O médico que alega em juízo que foi dominado pela força (esse é o significado de subjugado) de um hospital pode (veja a palavra utilizada: pode) não estar sendo honesto com a realidade (lembram do princípio da primazia da realidade?), com o hospital, consigo mesmo, nem com a sociedade. Havendo condenação (sim, elas existem), o hospital pode fechar suas portas, pois os valores envolvidos neste tipo de processo costumam ser altíssimos, dado ao “salário” que constava nas notas fiscais emitidas pelas pessoas jurídicas dos médicos.
E o Judiciário Trabalhista, como vê isso? Há juízes e juízes, como tudo na vida. Há aqueles atentos à movimentação social e contextualizam e confrontam a legislação com os fatos. Ou vice-versa. Dá no mesmo. O Direito tem a sua base na sociedade e sem entender o movimento da sociedade e sem entender o Direito nós não conseguimos entender a relação que eles estabelecem entre si.

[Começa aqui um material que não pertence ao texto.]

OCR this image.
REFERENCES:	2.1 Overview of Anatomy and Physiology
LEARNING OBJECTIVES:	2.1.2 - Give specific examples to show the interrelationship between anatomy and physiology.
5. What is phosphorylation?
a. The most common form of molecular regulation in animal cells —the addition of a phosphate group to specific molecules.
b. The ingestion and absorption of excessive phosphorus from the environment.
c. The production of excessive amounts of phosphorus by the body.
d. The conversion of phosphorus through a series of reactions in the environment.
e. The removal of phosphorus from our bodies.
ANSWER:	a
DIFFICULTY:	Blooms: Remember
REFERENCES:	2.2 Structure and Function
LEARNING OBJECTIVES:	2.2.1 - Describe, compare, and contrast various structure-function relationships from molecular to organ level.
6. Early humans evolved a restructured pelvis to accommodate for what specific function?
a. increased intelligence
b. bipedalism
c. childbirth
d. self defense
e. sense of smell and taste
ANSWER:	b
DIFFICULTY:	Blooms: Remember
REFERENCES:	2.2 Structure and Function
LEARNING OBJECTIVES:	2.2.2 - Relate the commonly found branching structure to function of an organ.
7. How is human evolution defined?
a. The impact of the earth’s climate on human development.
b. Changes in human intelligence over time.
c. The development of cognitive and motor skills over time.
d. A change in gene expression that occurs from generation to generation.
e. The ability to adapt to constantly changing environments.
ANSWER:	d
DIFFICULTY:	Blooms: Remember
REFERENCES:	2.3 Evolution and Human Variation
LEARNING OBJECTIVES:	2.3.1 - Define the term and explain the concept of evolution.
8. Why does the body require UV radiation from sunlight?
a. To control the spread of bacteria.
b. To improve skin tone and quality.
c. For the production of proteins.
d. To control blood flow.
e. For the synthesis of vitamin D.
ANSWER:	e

Participei de audiências com juízes que analisaram os fatos à luz do bom senso e da ordem jurídica e souberam tratar as partes como cada uma merecia, fazendo a justiça almejada por todos. Também já tive o dissabor de participar de audiências com juízes que usavam tapa-olho e aplicavam a boa e velha CLT sem contextualizá-la, sem perceber os detalhes fáticos que lhe foram trazidos, sem valorar o depoimento de testemunhas, enfim, olvidando-se de buscar a tão alegada e propalada primazia da realidade. Estes não estão errados, pois escondem eventual despreparo social e judicante na própria legislação, de 1943, como se estivessem julgando casos ocorridos antes da Segunda Guerra mundial. É pena. Mas essa conclusão e nada é quase a mesma coisa, pois consequências funestas para os hospitais eclodem de tais julgamentos, que inviabilizam a manutenção das atividades destes, fazendo com que a população local seja a maior prejudicada, no final das contas. Quem está certo: o médico? O juiz? O hospital? Todos? Responda você, caro leitor. Cabe à sociedade, já que o Direito é um fato social, se debruçar sobre o problema e resolvê-lo, aplicando as regras e normas que a maioria decidir. É assim que se faz a democracia.

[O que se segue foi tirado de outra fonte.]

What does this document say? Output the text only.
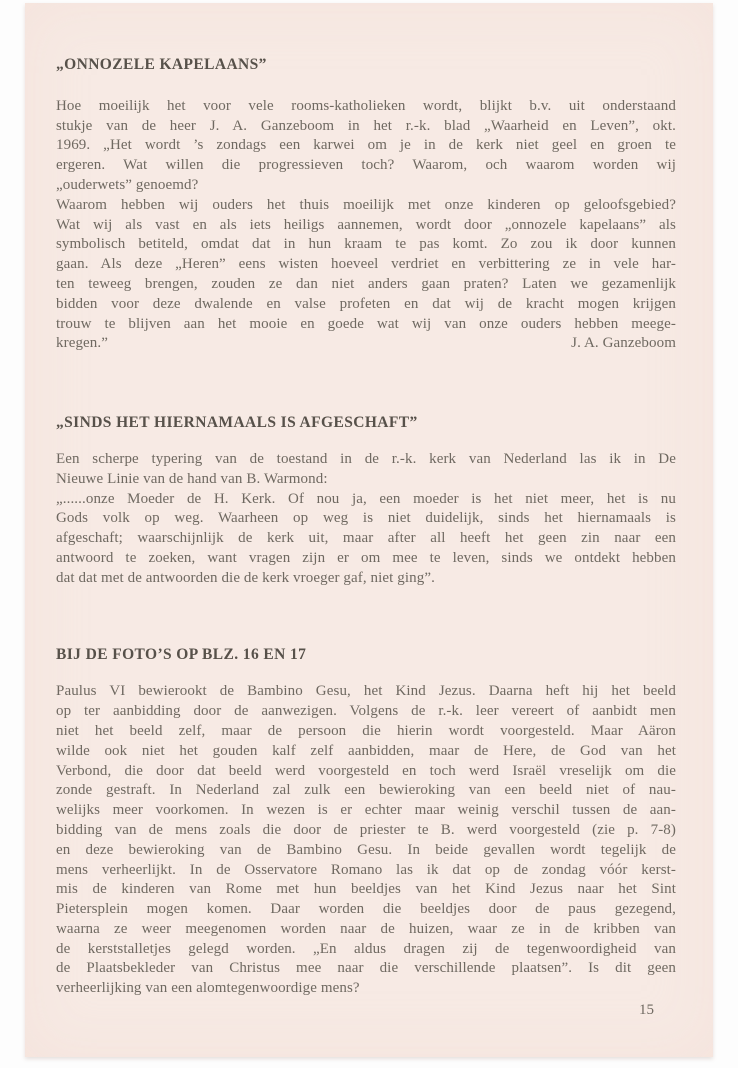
„ONNOZELE KAPELAANS”
Hoe moeilijk het voor vele rooms-katholieken wordt, blijkt b.v. uit onderstaand
stukje van de heer J. A. Ganzeboom in het r.-k. blad „Waarheid en Leven”, okt.
1969. „Het wordt ’s zondags een karwei om je in de kerk niet geel en groen te
ergeren. Wat willen die progressieven toch? Waarom, och waarom worden wij
„ouderwets” genoemd?
Waarom hebben wij ouders het thuis moeilijk met onze kinderen op geloofsgebied?
Wat wij als vast en als iets heiligs aannemen, wordt door „onnozele kapelaans” als
symbolisch betiteld, omdat dat in hun kraam te pas komt. Zo zou ik door kunnen
gaan. Als deze „Heren” eens wisten hoeveel verdriet en verbittering ze in vele har-
ten teweeg brengen, zouden ze dan niet anders gaan praten? Laten we gezamenlijk
bidden voor deze dwalende en valse profeten en dat wij de kracht mogen krijgen
trouw te blijven aan het mooie en goede wat wij van onze ouders hebben meege-
kregen.”	J. A. Ganzeboom
„SINDS HET HIERNAMAALS IS AFGESCHAFT”
Een scherpe typering van de toestand in de r.-k. kerk van Nederland las ik in De
Nieuwe Linie van de hand van B. Warmond:
„......onze Moeder de H. Kerk. Of nou ja, een moeder is het niet meer, het is nu
Gods volk op weg. Waarheen op weg is niet duidelijk, sinds het hiernamaals is
afgeschaft; waarschijnlijk de kerk uit, maar after all heeft het geen zin naar een
antwoord te zoeken, want vragen zijn er om mee te leven, sinds we ontdekt hebben
dat dat met de antwoorden die de kerk vroeger gaf, niet ging”.
BIJ DE FOTO’S OP BLZ. 16 EN 17
Paulus VI bewierookt de Bambino Gesu, het Kind Jezus. Daarna heft hij het beeld
op ter aanbidding door de aanwezigen. Volgens de r.-k. leer vereert of aanbidt men
niet het beeld zelf, maar de persoon die hierin wordt voorgesteld. Maar Aäron
wilde ook niet het gouden kalf zelf aanbidden, maar de Here, de God van het
Verbond, die door dat beeld werd voorgesteld en toch werd Israël vreselijk om die
zonde gestraft. In Nederland zal zulk een bewieroking van een beeld niet of nau-
welijks meer voorkomen. In wezen is er echter maar weinig verschil tussen de aan-
bidding van de mens zoals die door de priester te B. werd voorgesteld (zie p. 7-8)
en deze bewieroking van de Bambino Gesu. In beide gevallen wordt tegelijk de
mens verheerlijkt. In de Osservatore Romano las ik dat op de zondag vóór kerst-
mis de kinderen van Rome met hun beeldjes van het Kind Jezus naar het Sint
Pietersplein mogen komen. Daar worden die beeldjes door de paus gezegend,
waarna ze weer meegenomen worden naar de huizen, waar ze in de kribben van
de kerststalletjes gelegd worden. „En aldus dragen zij de tegenwoordigheid van
de Plaatsbekleder van Christus mee naar die verschillende plaatsen”. Is dit geen
verheerlijking van een alomtegenwoordige mens?
15
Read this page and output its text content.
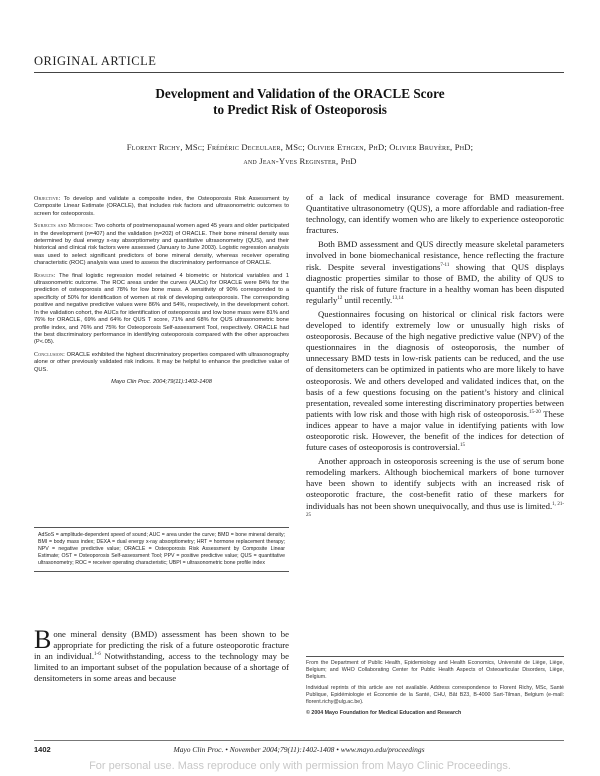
ORIGINAL ARTICLE
Development and Validation of the ORACLE Score
to Predict Risk of Osteoporosis
Florent Richy, MSc; Frédéric Deceulaer, MSc; Olivier Ethgen, PhD; Olivier Bruyère, PhD;
and Jean-Yves Reginster, PhD

Objective: To develop and validate a composite index, the Osteoporosis Risk Assessment by Composite Linear Estimate (ORACLE), that includes risk factors and ultrasonometric outcomes to screen for osteoporosis.

Subjects and Methods: Two cohorts of postmenopausal women aged 45 years and older participated in the development (n=407) and the validation (n=202) of ORACLE. Their bone mineral density was determined by dual energy x-ray absorptiometry and quantitative ultrasonometry (QUS), and their historical and clinical risk factors were assessed (January to June 2003). Logistic regression analysis was used to select significant predictors of bone mineral density, whereas receiver operating characteristic (ROC) analysis was used to assess the discriminatory performance of ORACLE.

Results: The final logistic regression model retained 4 biometric or historical variables and 1 ultrasonometric outcome. The ROC areas under the curves (AUCs) for ORACLE were 84% for the prediction of osteoporosis and 78% for low bone mass. A sensitivity of 90% corresponded to a specificity of 50% for identification of women at risk of developing osteoporosis. The corresponding positive and negative predictive values were 86% and 54%, respectively, in the development cohort. In the validation cohort, the AUCs for identification of osteoporosis and low bone mass were 81% and 76% for ORACLE, 69% and 64% for QUS T score, 71% and 68% for QUS ultrasonometric bone profile index, and 76% and 75% for Osteoporosis Self-assessment Tool, respectively. ORACLE had the best discriminatory performance in identifying osteoporosis compared with the other approaches (P<.05).

Conclusion: ORACLE exhibited the highest discriminatory properties compared with ultrasonography alone or other previously validated risk indices. It may be helpful to enhance the predictive value of QUS.

Mayo Clin Proc. 2004;79(11):1402-1408
AdSoS = amplitude-dependent speed of sound; AUC = area under the curve; BMD = bone mineral density; BMI = body mass index; DEXA = dual energy x-ray absorptiometry; HRT = hormone replacement therapy; NPV = negative predictive value; ORACLE = Osteoporosis Risk Assessment by Composite Linear Estimate; OST = Osteoporosis Self-assessment Tool; PPV = positive predictive value; QUS = quantitative ultrasonometry; ROC = receiver operating characteristic; UBPI = ultrasonometric bone profile index

Bone mineral density (BMD) assessment has been shown to be appropriate for predicting the risk of a future osteoporotic fracture in an individual.$^{1-6}$ Notwithstanding, access to the technology may be limited to an important subset of the population because of a shortage of densitometers in some areas and because

of a lack of medical insurance coverage for BMD measurement. Quantitative ultrasonometry (QUS), a more affordable and radiation-free technology, can identify women who are likely to experience osteoporotic fractures.

Both BMD assessment and QUS directly measure skeletal parameters involved in bone biomechanical resistance, hence reflecting the fracture risk. Despite several investigations$^{7-11}$ showing that QUS displays diagnostic properties similar to those of BMD, the ability of QUS to quantify the risk of future fracture in a healthy woman has been disputed regularly$^{12}$ until recently.$^{13,14}$

Questionnaires focusing on historical or clinical risk factors were developed to identify extremely low or unusually high risks of osteoporosis. Because of the high negative predictive value (NPV) of the questionnaires in the diagnosis of osteoporosis, the number of unnecessary BMD tests in low-risk patients can be reduced, and the use of densitometers can be optimized in patients who are more likely to have osteoporosis. We and others developed and validated indices that, on the basis of a few questions focusing on the patient’s history and clinical presentation, revealed some interesting discriminatory properties between patients with low risk and those with high risk of osteoporosis.$^{15-20}$ These indices appear to have a major value in identifying patients with low osteoporotic risk. However, the benefit of the indices for detection of future cases of osteoporosis is controversial.$^{15}$

Another approach in osteoporosis screening is the use of serum bone remodeling markers. Although biochemical markers of bone turnover have been shown to identify subjects with an increased risk of osteoporotic fracture, the cost-benefit ratio of these markers for individuals has not been shown unequivocally, and thus use is limited.$^{1, 21-25}$

From the Department of Public Health, Epidemiology and Health Economics, Université de Liège, Liège, Belgium; and WHO Collaborating Center for Public Health Aspects of Osteoarticular Disorders, Liège, Belgium.

Individual reprints of this article are not available. Address correspondence to Florent Richy, MSc, Santé Publique, Epidémiologie et Économie de la Santé, CHU, Bât B23, B-4000 Sart-Tilman, Belgium (e-mail: florent.richy@ulg.ac.be).

© 2004 Mayo Foundation for Medical Education and Research

Mayo Clin Proc. • November 2004;79(11):1402-1408 • www.mayo.edu/proceedings
1402
For personal use. Mass reproduce only with permission from Mayo Clinic Proceedings.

É claro que há casos e casos. A inteligência de quem me lê saberá identificar e situar perfeitamente o assunto sobre o qual escrevo e constatará que não prego nem incentivo, em absoluto, o descumprimento da lei. Seria um contrassenso, pois, afinal, sou advogado e minha função social não permitiria tal postura. Apenas não compactuo com a dissimulação, peste epidêmica que contagia nossa sociedade, apesar de toda a legislação que prega a boa-fé nas relações jurídicas (Código Civil, artigo 422).
Enquanto os hospitais ignorarem tais fatos e se preocuparem apenas quando receberem pelo correio a intimação da reclamação trabalhista proposta pelo médico, infelizmente, nada mudará, e a insegurança jurídica continuará rondando sua atuação neste particular.
É preciso que essa situação incômoda e perigosa seja discutida por hospitais, médicos e operadores do Direito, separada e conjuntamente. O que não se pode é fazer cara de paisagem para o assunto e dar de ombros, como se ele não atingisse de forma direta os hospitais, clínicas, laboratórios e empresas de medicina de grupo. Quando a parte mais sensível dessas pessoas jurídicas for afetada, ou seja, o bolso, quem sabe elas acordarão para enfrentar o assunto. Todavia, elas perceberão que a sua inércia e omissão poderão custar um preço alto demais.
Josenir Teixeira
Advogado, Mestre em Direito, Especialista na Saúde e no Terceiro Setor
fev/2010
Meus parabéns pelo excelente artigo! Este, escrito de forma clara, precisa e, principalmente, honesta.